Quel impact pour Londres ? Le Premier ministre Keir Starmer tente d’éviter de trancher entre transatlantisme et rapprochement européen, insistant sur l’importance des deux liens. La revue stratégique de défense 2025 reflète ce double attachement. Néanmoins, la réalité pousse à un choix inévitable. Présenter le Royaume-Uni comme un simple satellite de Washington est erroné et politiquement problématique. L’alignement anglo-américain a reflété des objectifs partagés et non une dépendance ; mais ces objectifs communs subsistent-ils encore ?

Le Royaume-Uni doit entamer une réflexion stratégique sérieuse. Son engagement dans l’ordre international mené par les États-Unis depuis 1945 a répondu à ses intérêts. Pourtant, il a aussi démontré la capacité à suivre une voie indépendante lorsque nécessaire. Faut-il maintenir l’alignement avec une Amérique devenue imprévisible et changeante, ou renforcer les liens avec une Europe qui, malgré ses limites, construit une identité défensive cohérente ?

Cette question est cruciale. S’en remettre à un retour à la « normale » américaine après Trump n’est pas une stratégie viable. La grande stratégie demande des actions, non de la nostalgie. Aujourd’hui, la voie la plus prometteuse pour le Royaume-Uni passe par l’Europe, en prenant un rôle actif dans la coopération de défense du continent, plutôt qu’en restant passif.

Ce tournant comporte à la fois risques et opportunités. Sans le leadership américain, des vides stratégiques apparaîtront, que des adversaires tels que la Russie ou la Chine tenteront d’exploiter. Toutefois, pour la première fois depuis plusieurs décennies, l’Europe a une chance de définir un chemin stratégique propre, moins dépendant de Washington, et le Royaume-Uni peut en être un acteur majeur. Il dispose encore d’une capacité militaire de pointe, d’un réseau diplomatique mondial et d’un service de renseignement exemplaire. En outre, il apporte une expérience d’engagement international et, point crucial, une volonté de se réinventer.

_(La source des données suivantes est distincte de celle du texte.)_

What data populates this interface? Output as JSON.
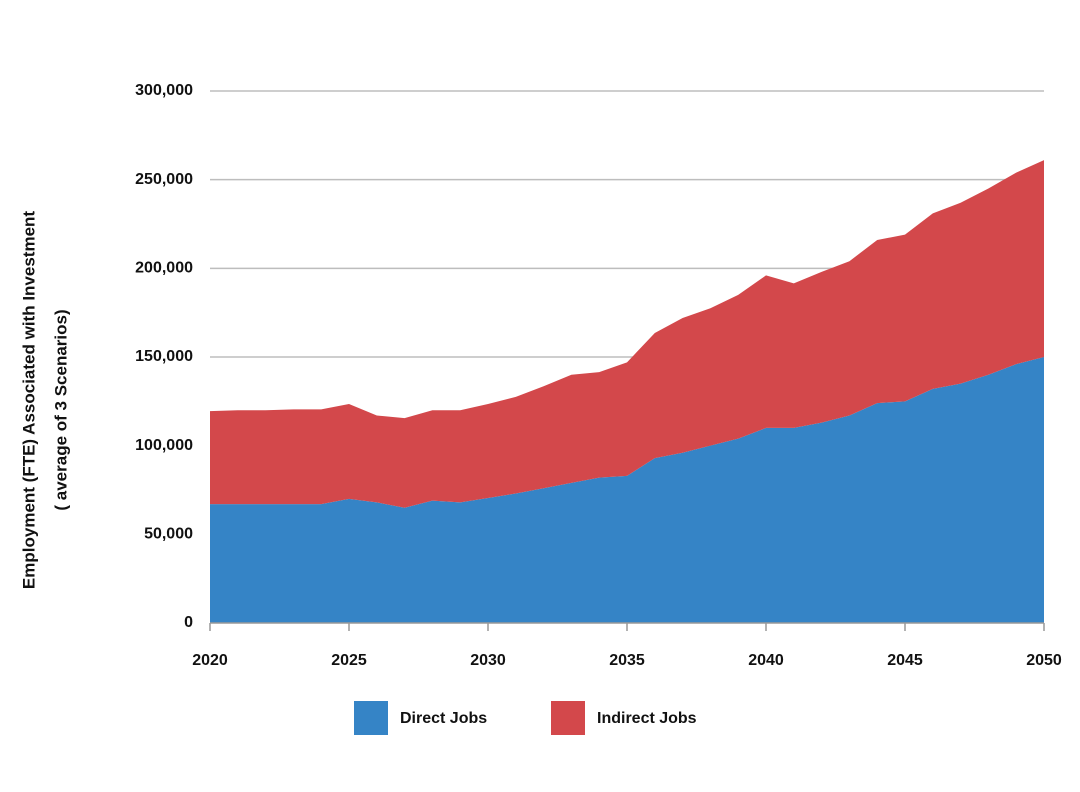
{
  "chart_data": {
    "type": "stacked-area",
    "y_label": [
      "Employment (FTE) Associated with Investment",
      "( average of 3 Scenarios)"
    ],
    "x": [
      2020,
      2021,
      2022,
      2023,
      2024,
      2025,
      2026,
      2027,
      2028,
      2029,
      2030,
      2031,
      2032,
      2033,
      2034,
      2035,
      2036,
      2037,
      2038,
      2039,
      2040,
      2041,
      2042,
      2043,
      2044,
      2045,
      2046,
      2047,
      2048,
      2049,
      2050
    ],
    "xlim": [
      2020,
      2050
    ],
    "xticks": [
      2020,
      2025,
      2030,
      2035,
      2040,
      2045,
      2050
    ],
    "ylim": [
      0,
      300000
    ],
    "yticks": [
      0,
      {
        "value": 50000,
        "label": "50,000"
      },
      {
        "value": 100000,
        "label": "100,000"
      },
      {
        "value": 150000,
        "label": "150,000"
      },
      {
        "value": 200000,
        "label": "200,000"
      },
      {
        "value": 250000,
        "label": "250,000"
      },
      {
        "value": 300000,
        "label": "300,000"
      }
    ],
    "grid": true,
    "legend": "bottom",
    "series": [
      {
        "name": "Direct Jobs",
        "color": "#3584c6",
        "values": [
          67000,
          67000,
          67000,
          67000,
          67000,
          70000,
          68000,
          65000,
          69000,
          68000,
          70500,
          73000,
          76000,
          79000,
          82000,
          83000,
          93000,
          96000,
          100000,
          104000,
          110000,
          110000,
          113000,
          117000,
          124000,
          125000,
          132000,
          135000,
          140000,
          146000,
          150000
        ]
      },
      {
        "name": "Indirect Jobs",
        "color": "#d3484b",
        "values": [
          52500,
          53000,
          53000,
          53500,
          53500,
          53500,
          49000,
          50500,
          51000,
          52000,
          53000,
          54500,
          57500,
          61000,
          59500,
          64000,
          70500,
          76000,
          77500,
          81000,
          86000,
          81500,
          85000,
          87000,
          92000,
          94000,
          99000,
          102000,
          105000,
          108000,
          111000
        ]
      }
    ]
  }
}
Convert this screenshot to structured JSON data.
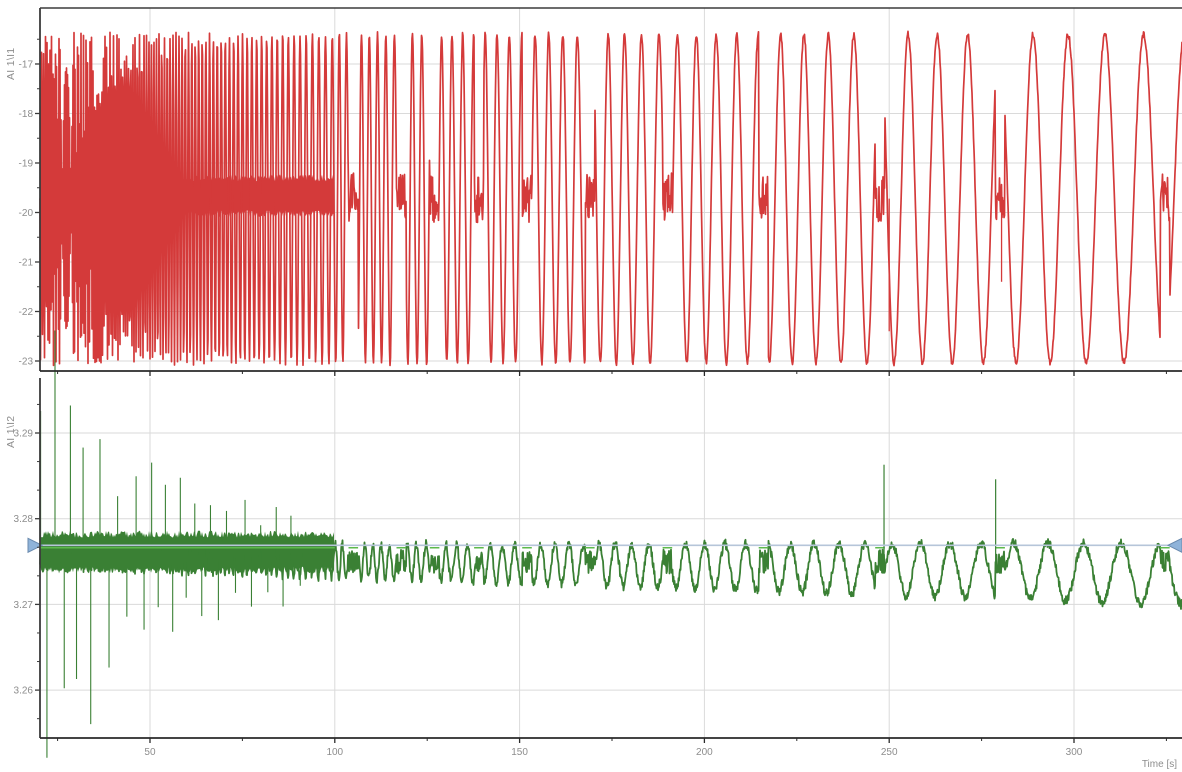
{
  "styles": {
    "background": "#ffffff",
    "grid": "#dadada",
    "spine": "#3b3b3b",
    "axis_bottom": "#2a2a2a",
    "tick_label": "#8d8d8d"
  },
  "time_axis": {
    "label": "Time [s]",
    "range": [
      20.24,
      329.22
    ],
    "major_ticks": [
      50,
      100,
      150,
      200,
      250,
      300
    ],
    "major_tick_labels": [
      "50",
      "100",
      "150",
      "200",
      "250",
      "300"
    ],
    "minor_step": 25
  },
  "sweep": {
    "coef": 530,
    "exp": -1.5
  },
  "bursts": {
    "times": [
      105,
      118,
      127,
      139,
      152,
      169,
      190,
      216,
      247.5,
      280,
      324.6
    ],
    "width": 2.6
  },
  "chart_data": [
    {
      "type": "line",
      "channel": "AI 1\\I1",
      "color": "#d43a3a",
      "y_range": [
        -23.202,
        -15.869
      ],
      "y_ticks": [
        -17,
        -18,
        -19,
        -20,
        -21,
        -22,
        -23
      ],
      "y_tick_labels": [
        "-17",
        "-18",
        "-19",
        "-20",
        "-21",
        "-22",
        "-23"
      ],
      "y_minors_between": 1,
      "signal": {
        "kind": "decreasing-frequency sine sweep with periodic dwell bursts",
        "center": -19.72,
        "amplitude": 3.32,
        "noise": 0.06,
        "solid_band": {
          "from": 20.24,
          "to": 100,
          "top": -19.3,
          "bottom": -20.02,
          "jitter": 0.07
        },
        "burst_band": {
          "top": -19.2,
          "bottom": -20.2
        },
        "spikes": [
          {
            "t": 250.0,
            "v": -22.4
          },
          {
            "t": 280.4,
            "v": -21.4
          }
        ]
      }
    },
    {
      "type": "line",
      "channel": "AI 1\\I2",
      "color": "#3a8034",
      "bright_color": "#5cba4c",
      "y_range": [
        3.254411,
        3.296418
      ],
      "y_ticks": [
        3.29,
        3.28,
        3.27,
        3.26
      ],
      "y_tick_labels": [
        "3.29",
        "3.28",
        "3.27",
        "3.26"
      ],
      "y_minors_between": 2,
      "signal": {
        "kind": "same sweep, small amplitude, decaying transient spikes at start",
        "center_start": 3.2756,
        "center_end": 3.2736,
        "amplitude_start": 0.0013,
        "amplitude_end": 0.0036,
        "phase_offset": 3.6,
        "noise": 0.0011,
        "solid_band": {
          "from": 20.24,
          "to": 100,
          "top": 3.2782,
          "bottom": 3.274,
          "jitter": 0.0004
        },
        "burst_band": {
          "top": 3.2764,
          "bottom": 3.2736
        },
        "mean_line": 3.2766,
        "decay_spikes": {
          "from": 20.4,
          "to": 92,
          "spacing": 2.1,
          "amp0": 0.019,
          "tau": 26,
          "floor": 0.0032
        },
        "spikes": [
          {
            "t": 248.6,
            "v": 3.2863
          },
          {
            "t": 278.8,
            "v": 3.2846
          }
        ]
      },
      "cursor": {
        "value": 3.2769,
        "line_color": "#b6c5d9",
        "marker_fill": "#8fb3d9",
        "marker_stroke": "#6889ad"
      }
    }
  ]
}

Certains craignent qu’un virage trop prononcé vers l’Europe n’éloigne les États-Unis et n’amoindrisse la « relation spéciale ». Or, cette relation est aujourd’hui davantage sentimentale que stratégique, fruit de l’histoire plus qu’un programme d’avenir adapté aux intérêts britanniques actuels. Le sondage l’atteste : l’opinion publique britannique perçoit clairement que ses intérêts convergent de plus en plus avec l’Europe, tant en matière de valeurs que de menaces communes.

En définitive, il s’agit d’une question d’autonomie. Le Royaume-Uni doit prendre en main son avenir stratégique, reconnaître l’évolution des alliances et montrer le courage de s’adapter. Les États-Unis resteront un partenaire proche, mais ne peuvent plus constituer le seul pilier de sa stratégie. L’Europe, malgré ses imperfections, offre une opportunité non seulement de coopération mais aussi de leadership. Le Royaume-Uni a les capacités pour jouer un rôle moteur dans cette construction, et la grande stratégie britannique possède des bases solides d’autonomie à exploiter. La seule vraie interrogation est désormais celle de la volonté.

Emma Salisbury, Ph.D., est chercheuse senior non résidente au Programme de sécurité nationale de l’Foreign Policy Research Institute et associée au Royal Navy Strategic Studies Centre.